In the absence of natural resource surpluses a fully democratic polity outperforms a despotic autocracy by around 2 percent per year. By the time natural resource rents are around 8% of national income, the growth advantage has been eliminated. Beyond this, the net effect of democracy is adverse. Taking a country with resource rents worth 20 percent of national income, the switch from autocracy to intense electoral competition would lower the growth rate by nearly 3 percent. [emphasis mine]
Democracy has two sets of features, one in which democracy limits how power is acheived the other set on how it is used. Both are undermined by rents.
In electoral politics rents distort democracy in that the aim of election is to get, in the most cost effective manner, votes. This is normally done by promising and delivering public services and infrastructure for example. In the presence of large resource rents, this is done by directly buying voters from the public till (in extreme but very real cases). The “tragedy is” that patronage works. Short term advantage gaming wins.
The use of power is distorted by resource rents because they radically need to tax, which then reduces the drive for oversight. The rest of that story is an elaboration of the consequence of that sentence.
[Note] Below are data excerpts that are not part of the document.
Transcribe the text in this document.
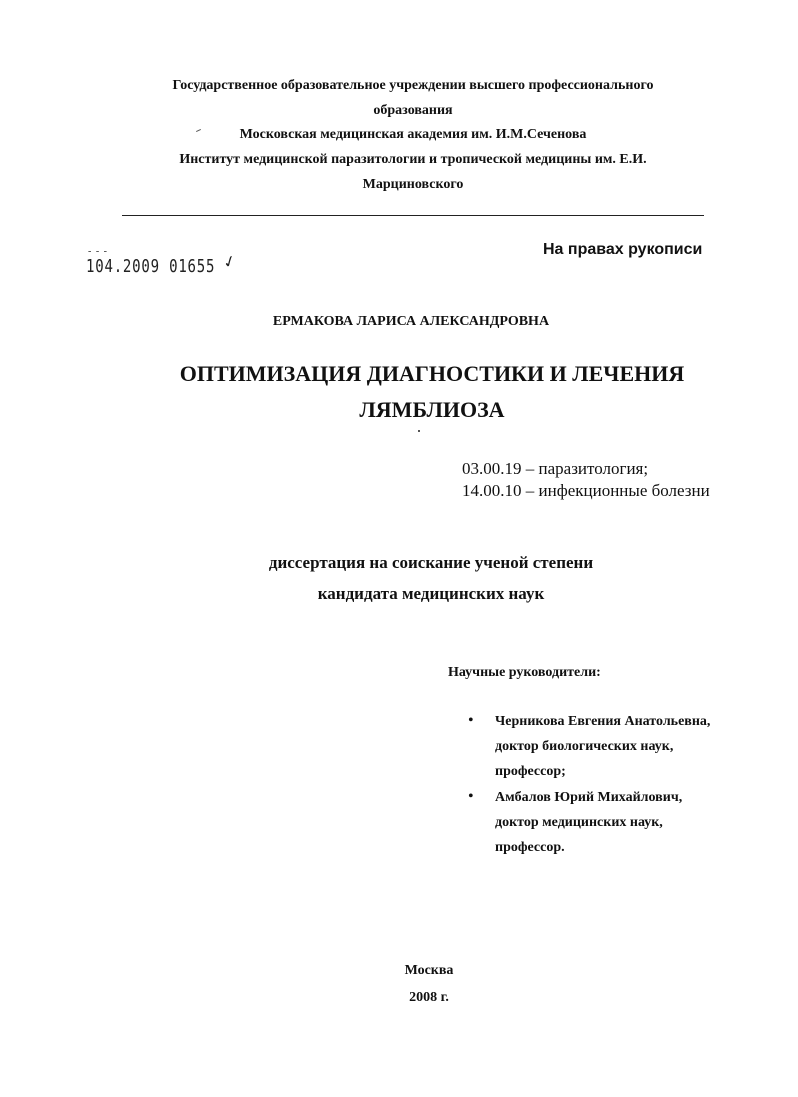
Государственное образовательное учреждении высшего профессионального
образования
Московская медицинская академия им. И.М.Сеченова
Институт медицинской паразитологии и тропической медицины им. Е.И.
Марциновского
- - -
104.2009 01655 ✓
На правах рукописи
ЕРМАКОВА ЛАРИСА АЛЕКСАНДРОВНА
ОПТИМИЗАЦИЯ ДИАГНОСТИКИ И ЛЕЧЕНИЯ
ЛЯМБЛИОЗА
03.00.19 – паразитология;
14.00.10 – инфекционные болезни
диссертация на соискание ученой степени
кандидата медицинских наук
Научные руководители:
• Черникова Евгения Анатольевна,
доктор биологических наук,
профессор;
• Амбалов Юрий Михайлович,
доктор медицинских наук,
профессор.
Москва
2008 г.
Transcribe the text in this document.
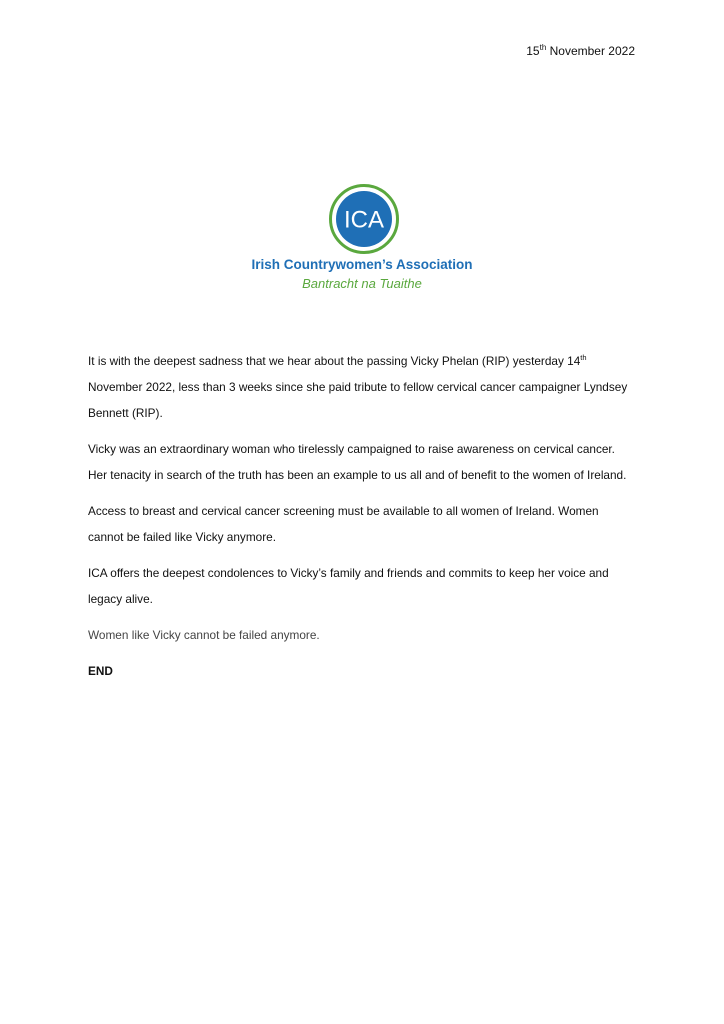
15th November 2022
ICA
Irish Countrywomen’s Association
Bantracht na Tuaithe

It is with the deepest sadness that we hear about the passing Vicky Phelan (RIP) yesterday 14th November 2022, less than 3 weeks since she paid tribute to fellow cervical cancer campaigner Lyndsey Bennett (RIP).

Vicky was an extraordinary woman who tirelessly campaigned to raise awareness on cervical cancer. Her tenacity in search of the truth has been an example to us all and of benefit to the women of Ireland.

Access to breast and cervical cancer screening must be available to all women of Ireland. Women cannot be failed like Vicky anymore.

ICA offers the deepest condolences to Vicky’s family and friends and commits to keep her voice and legacy alive.

Women like Vicky cannot be failed anymore.

END
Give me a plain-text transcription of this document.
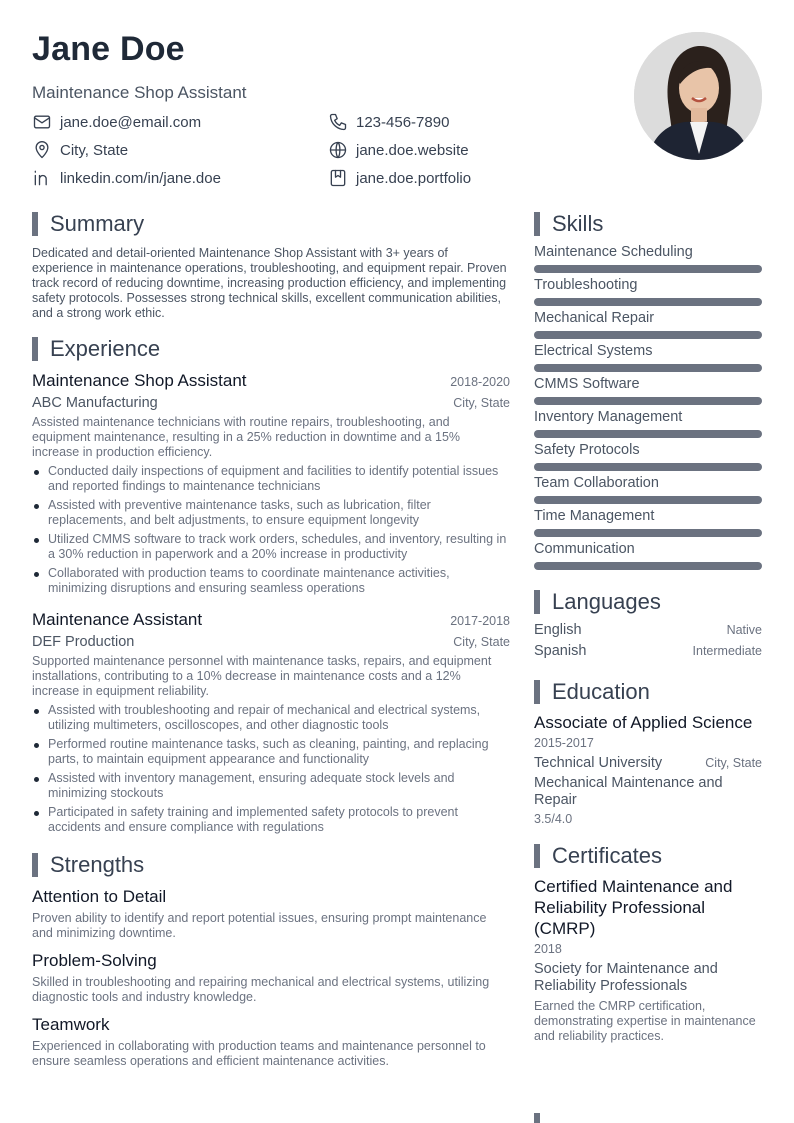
Jane Doe
Maintenance Shop Assistant
jane.doe@email.com	123-456-7890
City, State	jane.doe.website
linkedin.com/in/jane.doe	jane.doe.portfolio
Summary
Dedicated and detail-oriented Maintenance Shop Assistant with 3+ years of experience in maintenance operations, troubleshooting, and equipment repair. Proven track record of reducing downtime, increasing production efficiency, and implementing safety protocols. Possesses strong technical skills, excellent communication abilities, and a strong work ethic.
Experience
Maintenance Shop Assistant	2018-2020
ABC Manufacturing	City, State
Assisted maintenance technicians with routine repairs, troubleshooting, and equipment maintenance, resulting in a 25% reduction in downtime and a 15% increase in production efficiency.
Conducted daily inspections of equipment and facilities to identify potential issues and reported findings to maintenance technicians
Assisted with preventive maintenance tasks, such as lubrication, filter replacements, and belt adjustments, to ensure equipment longevity
Utilized CMMS software to track work orders, schedules, and inventory, resulting in a 30% reduction in paperwork and a 20% increase in productivity
Collaborated with production teams to coordinate maintenance activities, minimizing disruptions and ensuring seamless operations
Maintenance Assistant	2017-2018
DEF Production	City, State
Supported maintenance personnel with maintenance tasks, repairs, and equipment installations, contributing to a 10% decrease in maintenance costs and a 12% increase in equipment reliability.
Assisted with troubleshooting and repair of mechanical and electrical systems, utilizing multimeters, oscilloscopes, and other diagnostic tools
Performed routine maintenance tasks, such as cleaning, painting, and replacing parts, to maintain equipment appearance and functionality
Assisted with inventory management, ensuring adequate stock levels and minimizing stockouts
Participated in safety training and implemented safety protocols to prevent accidents and ensure compliance with regulations
Strengths
Attention to Detail
Proven ability to identify and report potential issues, ensuring prompt maintenance and minimizing downtime.
Problem-Solving
Skilled in troubleshooting and repairing mechanical and electrical systems, utilizing diagnostic tools and industry knowledge.
Teamwork
Experienced in collaborating with production teams and maintenance personnel to ensure seamless operations and efficient maintenance activities.
Skills
Maintenance Scheduling
Troubleshooting
Mechanical Repair
Electrical Systems
CMMS Software
Inventory Management
Safety Protocols
Team Collaboration
Time Management
Communication
Languages
English	Native
Spanish	Intermediate
Education
Associate of Applied Science
2015-2017
Technical University	City, State
Mechanical Maintenance and Repair
3.5/4.0
Certificates
Certified Maintenance and Reliability Professional (CMRP)
2018
Society for Maintenance and Reliability Professionals
Earned the CMRP certification, demonstrating expertise in maintenance and reliability practices.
The unforunate consequence of this is one wonders … is autocracy the answer? Because growth is the key factor desperately needed by this crowd. In the conflict trap, ethnic diversity was not statistically relevant. However, in an autocracy it is. Autocracy, such as China, only works well (or at all) when the country, like China, is not ethnically diverse.
It is also well to note that the bottom billion are not the only countries likely cought in the resource trap, Russia, Venezuela, and many states in the Middle East are very likely mired in it.